GDPR Compliance for Google Tag Manager and Google Analytics
The time is upon us when we all have to comply with the EU’s regulations on privacy. While websites in the USA don’t have to technically comply BUT everyone accessing your site from the EU is protected under this statute and so it is best for all of us to “get with the ball game”, so to speak.
So what are we supposed to do? Let me list down the steps that need to be taken.
Step 1: Data storage in Google Analytics. Please go into the Property Setting and look for the Data Retention menu as below:
Click on the tab and you will see choices of how many months of data to keep. I went for 50 months because that is the maximum time explicitly allowed. I wouldn’t recommend “Do not automatically expire” option because it is quite vague.
The option “26 months” is a Google-suggested default, just so you know.
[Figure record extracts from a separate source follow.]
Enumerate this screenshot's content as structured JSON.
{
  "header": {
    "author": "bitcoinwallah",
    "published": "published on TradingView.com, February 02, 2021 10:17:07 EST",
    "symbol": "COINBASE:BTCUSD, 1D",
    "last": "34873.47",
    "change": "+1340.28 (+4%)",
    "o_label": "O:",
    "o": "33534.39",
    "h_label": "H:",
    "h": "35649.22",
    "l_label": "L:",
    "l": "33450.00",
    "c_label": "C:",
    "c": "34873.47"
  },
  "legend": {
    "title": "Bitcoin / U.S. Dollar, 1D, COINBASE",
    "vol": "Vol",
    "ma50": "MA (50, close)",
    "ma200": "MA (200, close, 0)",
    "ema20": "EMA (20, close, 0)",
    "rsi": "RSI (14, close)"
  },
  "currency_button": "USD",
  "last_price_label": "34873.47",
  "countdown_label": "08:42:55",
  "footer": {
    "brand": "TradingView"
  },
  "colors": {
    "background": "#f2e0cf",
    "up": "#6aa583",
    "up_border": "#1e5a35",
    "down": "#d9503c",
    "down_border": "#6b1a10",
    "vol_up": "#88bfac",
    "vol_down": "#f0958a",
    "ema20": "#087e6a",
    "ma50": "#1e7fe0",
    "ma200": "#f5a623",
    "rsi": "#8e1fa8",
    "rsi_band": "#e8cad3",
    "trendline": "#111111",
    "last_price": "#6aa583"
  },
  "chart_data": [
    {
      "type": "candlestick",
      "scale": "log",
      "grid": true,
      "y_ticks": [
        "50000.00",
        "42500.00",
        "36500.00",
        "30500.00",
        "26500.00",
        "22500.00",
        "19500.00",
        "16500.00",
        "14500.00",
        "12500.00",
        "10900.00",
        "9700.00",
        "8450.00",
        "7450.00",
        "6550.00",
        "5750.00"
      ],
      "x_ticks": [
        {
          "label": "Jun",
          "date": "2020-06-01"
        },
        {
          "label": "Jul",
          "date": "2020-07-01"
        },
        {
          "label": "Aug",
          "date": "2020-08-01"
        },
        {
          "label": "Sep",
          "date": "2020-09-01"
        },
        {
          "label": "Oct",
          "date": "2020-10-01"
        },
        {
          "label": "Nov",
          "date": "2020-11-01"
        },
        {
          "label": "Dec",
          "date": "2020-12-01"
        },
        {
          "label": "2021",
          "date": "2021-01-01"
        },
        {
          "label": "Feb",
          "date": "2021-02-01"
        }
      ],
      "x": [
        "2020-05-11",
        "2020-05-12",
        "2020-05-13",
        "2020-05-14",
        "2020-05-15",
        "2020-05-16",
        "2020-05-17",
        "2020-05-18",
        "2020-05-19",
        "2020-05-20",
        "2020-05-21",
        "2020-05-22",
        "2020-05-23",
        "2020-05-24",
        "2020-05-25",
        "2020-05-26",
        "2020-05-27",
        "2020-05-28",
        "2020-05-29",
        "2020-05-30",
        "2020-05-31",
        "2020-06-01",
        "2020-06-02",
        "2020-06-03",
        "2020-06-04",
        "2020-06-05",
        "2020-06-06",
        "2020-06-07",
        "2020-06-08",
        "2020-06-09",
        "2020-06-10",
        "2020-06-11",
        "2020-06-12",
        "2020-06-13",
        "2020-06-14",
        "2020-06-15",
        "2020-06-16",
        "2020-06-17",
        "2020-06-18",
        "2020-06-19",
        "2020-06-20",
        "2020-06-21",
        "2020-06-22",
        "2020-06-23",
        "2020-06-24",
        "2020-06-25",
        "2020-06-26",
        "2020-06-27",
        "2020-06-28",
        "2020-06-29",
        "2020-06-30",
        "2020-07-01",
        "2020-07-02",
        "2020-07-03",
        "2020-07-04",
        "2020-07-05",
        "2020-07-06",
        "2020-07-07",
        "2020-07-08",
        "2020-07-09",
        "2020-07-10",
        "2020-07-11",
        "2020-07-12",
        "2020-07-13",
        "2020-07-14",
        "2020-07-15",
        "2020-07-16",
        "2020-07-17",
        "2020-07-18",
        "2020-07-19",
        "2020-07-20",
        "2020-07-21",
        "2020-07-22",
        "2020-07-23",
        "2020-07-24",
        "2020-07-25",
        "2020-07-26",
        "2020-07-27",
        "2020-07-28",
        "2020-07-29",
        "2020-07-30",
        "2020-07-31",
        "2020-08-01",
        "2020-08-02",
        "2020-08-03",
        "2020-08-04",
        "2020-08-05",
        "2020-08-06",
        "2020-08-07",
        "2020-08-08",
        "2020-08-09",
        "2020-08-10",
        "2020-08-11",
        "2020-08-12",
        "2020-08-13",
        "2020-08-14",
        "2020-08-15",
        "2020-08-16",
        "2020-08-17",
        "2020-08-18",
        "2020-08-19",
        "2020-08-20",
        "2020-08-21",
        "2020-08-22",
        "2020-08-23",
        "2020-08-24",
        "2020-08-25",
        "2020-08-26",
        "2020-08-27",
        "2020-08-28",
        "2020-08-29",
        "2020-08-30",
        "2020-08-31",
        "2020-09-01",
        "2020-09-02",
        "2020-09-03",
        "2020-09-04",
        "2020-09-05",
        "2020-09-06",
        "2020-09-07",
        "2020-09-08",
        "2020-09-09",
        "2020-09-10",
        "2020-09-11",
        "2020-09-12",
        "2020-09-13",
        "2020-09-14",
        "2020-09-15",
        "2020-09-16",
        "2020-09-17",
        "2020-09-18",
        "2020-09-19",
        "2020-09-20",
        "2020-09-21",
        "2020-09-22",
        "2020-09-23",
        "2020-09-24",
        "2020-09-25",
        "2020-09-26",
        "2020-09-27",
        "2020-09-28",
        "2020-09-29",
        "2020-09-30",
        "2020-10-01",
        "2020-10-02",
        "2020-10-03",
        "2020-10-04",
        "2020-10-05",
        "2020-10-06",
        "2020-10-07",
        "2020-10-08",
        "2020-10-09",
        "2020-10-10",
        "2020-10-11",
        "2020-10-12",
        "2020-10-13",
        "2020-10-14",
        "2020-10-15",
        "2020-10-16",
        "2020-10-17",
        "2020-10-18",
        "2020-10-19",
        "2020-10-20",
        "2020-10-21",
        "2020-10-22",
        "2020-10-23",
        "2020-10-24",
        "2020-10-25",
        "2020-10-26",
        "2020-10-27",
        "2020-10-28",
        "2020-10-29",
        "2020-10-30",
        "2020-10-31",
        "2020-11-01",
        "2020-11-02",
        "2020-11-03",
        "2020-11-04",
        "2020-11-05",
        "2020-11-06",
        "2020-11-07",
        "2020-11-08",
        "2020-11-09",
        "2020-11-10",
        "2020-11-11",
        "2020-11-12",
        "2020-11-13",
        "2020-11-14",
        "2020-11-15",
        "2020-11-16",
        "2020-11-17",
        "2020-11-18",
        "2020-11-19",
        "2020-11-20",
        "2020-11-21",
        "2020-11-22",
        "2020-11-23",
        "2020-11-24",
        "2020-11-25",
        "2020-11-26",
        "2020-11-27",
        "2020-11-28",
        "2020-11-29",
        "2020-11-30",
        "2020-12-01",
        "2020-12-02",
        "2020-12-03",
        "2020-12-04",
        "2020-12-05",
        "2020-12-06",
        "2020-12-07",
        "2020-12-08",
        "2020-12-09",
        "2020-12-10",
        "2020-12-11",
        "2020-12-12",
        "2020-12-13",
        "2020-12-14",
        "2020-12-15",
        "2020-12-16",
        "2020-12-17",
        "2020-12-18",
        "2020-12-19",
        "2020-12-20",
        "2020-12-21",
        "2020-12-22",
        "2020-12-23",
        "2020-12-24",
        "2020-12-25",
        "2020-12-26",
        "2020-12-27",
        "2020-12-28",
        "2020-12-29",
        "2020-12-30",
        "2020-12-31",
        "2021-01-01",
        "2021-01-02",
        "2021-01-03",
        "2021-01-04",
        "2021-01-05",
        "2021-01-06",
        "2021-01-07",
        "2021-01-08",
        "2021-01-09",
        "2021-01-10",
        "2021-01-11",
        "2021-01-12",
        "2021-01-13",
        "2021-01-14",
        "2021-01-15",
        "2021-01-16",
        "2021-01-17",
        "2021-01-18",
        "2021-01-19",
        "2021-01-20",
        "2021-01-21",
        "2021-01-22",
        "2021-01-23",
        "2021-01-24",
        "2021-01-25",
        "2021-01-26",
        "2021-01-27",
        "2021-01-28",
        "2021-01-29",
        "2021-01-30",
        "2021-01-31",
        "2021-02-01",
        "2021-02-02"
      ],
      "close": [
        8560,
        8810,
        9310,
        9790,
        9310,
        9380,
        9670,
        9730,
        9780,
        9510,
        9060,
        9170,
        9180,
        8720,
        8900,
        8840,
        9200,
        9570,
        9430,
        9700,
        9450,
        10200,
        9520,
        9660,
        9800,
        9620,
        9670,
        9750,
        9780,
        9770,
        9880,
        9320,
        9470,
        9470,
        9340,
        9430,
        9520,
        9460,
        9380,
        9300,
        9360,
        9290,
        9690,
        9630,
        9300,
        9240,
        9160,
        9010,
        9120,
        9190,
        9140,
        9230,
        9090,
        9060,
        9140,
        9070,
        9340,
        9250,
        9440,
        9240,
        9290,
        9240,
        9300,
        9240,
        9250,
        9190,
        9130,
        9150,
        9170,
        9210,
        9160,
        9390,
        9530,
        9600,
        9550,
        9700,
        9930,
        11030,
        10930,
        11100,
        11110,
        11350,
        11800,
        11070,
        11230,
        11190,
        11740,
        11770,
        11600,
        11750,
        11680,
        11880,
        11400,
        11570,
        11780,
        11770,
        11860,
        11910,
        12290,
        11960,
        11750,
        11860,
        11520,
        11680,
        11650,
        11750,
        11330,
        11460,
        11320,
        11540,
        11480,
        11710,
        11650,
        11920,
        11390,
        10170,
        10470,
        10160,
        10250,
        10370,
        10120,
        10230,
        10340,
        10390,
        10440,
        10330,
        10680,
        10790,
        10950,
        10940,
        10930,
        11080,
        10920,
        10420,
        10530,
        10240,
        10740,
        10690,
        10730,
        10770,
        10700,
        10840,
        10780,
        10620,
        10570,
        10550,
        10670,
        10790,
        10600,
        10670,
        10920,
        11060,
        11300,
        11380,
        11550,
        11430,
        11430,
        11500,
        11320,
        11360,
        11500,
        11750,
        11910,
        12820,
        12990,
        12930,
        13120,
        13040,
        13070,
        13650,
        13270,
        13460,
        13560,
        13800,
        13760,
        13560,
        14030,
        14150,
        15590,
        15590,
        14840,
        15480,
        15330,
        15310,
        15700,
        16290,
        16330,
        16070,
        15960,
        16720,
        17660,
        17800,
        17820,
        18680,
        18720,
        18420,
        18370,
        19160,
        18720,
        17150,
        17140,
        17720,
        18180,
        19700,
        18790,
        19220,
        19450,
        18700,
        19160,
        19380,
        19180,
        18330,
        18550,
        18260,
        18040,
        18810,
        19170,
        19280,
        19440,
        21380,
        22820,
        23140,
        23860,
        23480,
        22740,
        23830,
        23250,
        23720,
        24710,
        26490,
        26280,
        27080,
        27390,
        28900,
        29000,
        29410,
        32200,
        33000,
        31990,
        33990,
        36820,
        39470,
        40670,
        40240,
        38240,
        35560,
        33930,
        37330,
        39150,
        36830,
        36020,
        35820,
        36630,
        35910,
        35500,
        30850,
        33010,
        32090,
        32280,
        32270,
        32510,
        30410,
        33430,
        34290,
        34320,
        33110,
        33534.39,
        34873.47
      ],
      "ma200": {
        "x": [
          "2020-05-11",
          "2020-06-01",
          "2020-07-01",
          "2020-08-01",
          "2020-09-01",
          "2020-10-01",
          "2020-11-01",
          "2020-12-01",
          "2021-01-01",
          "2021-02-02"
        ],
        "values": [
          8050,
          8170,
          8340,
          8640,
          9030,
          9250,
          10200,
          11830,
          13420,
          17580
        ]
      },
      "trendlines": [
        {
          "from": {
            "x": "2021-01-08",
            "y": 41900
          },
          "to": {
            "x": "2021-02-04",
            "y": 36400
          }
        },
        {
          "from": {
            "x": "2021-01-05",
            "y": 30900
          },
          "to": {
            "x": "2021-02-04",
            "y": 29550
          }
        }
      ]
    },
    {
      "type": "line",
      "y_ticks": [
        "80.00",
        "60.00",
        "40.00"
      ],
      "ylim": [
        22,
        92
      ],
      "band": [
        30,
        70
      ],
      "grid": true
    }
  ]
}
Here is some more information on Retention.
Step 2: Anonymize IP. If you use Google Tag Manager as any normal human being should, this is a very simple setting change. Please go into the Universal Analytics tag that fires on every page view and set the Fields to Set to have anonymizeip as TRUE.
Now, the last 4 digits of a user’s IP will be marked as ‘0000’ and you cannot identify them in any way. Not that you were doing anything with it but still, that is the guideline.
If you are not able to use GTM for any reason, just change the normative collection by adding the following to every page of your site.
<!– Global site tag (gtag.js) – Google Analytics –>
Step 3: Advertising and Re-targeting. Some of the more conservative folks are recommending that you shut down the re-targeting and advertising features in Google Analytics. If you are not using them, do turn them off, otherwise there is no harm in keeping them on.
Step 4: Set up a cookie consent form. The best recipe that I have seen is by our friends at AnalyticsMania. This is a great a quick recipe to install using Google Tag Manager. It will put you in more compliance than is absolutely necessary.
One more thing…..
Step 5: Audit your site so that there is no PII being sent to Google Analytics. So any emails, userID’s or any unencrypted content. I know a lot of folks who have email addresses floating around in URL’s or events.
You do not want to be banned from Google. Getting back in requires and lot of work. Clean all new data collection to make sure nothing personal gets recorded in Google Analytics. Read this article; memorize if necessary.
You are all done and now can rest easy that the EU will not come after you.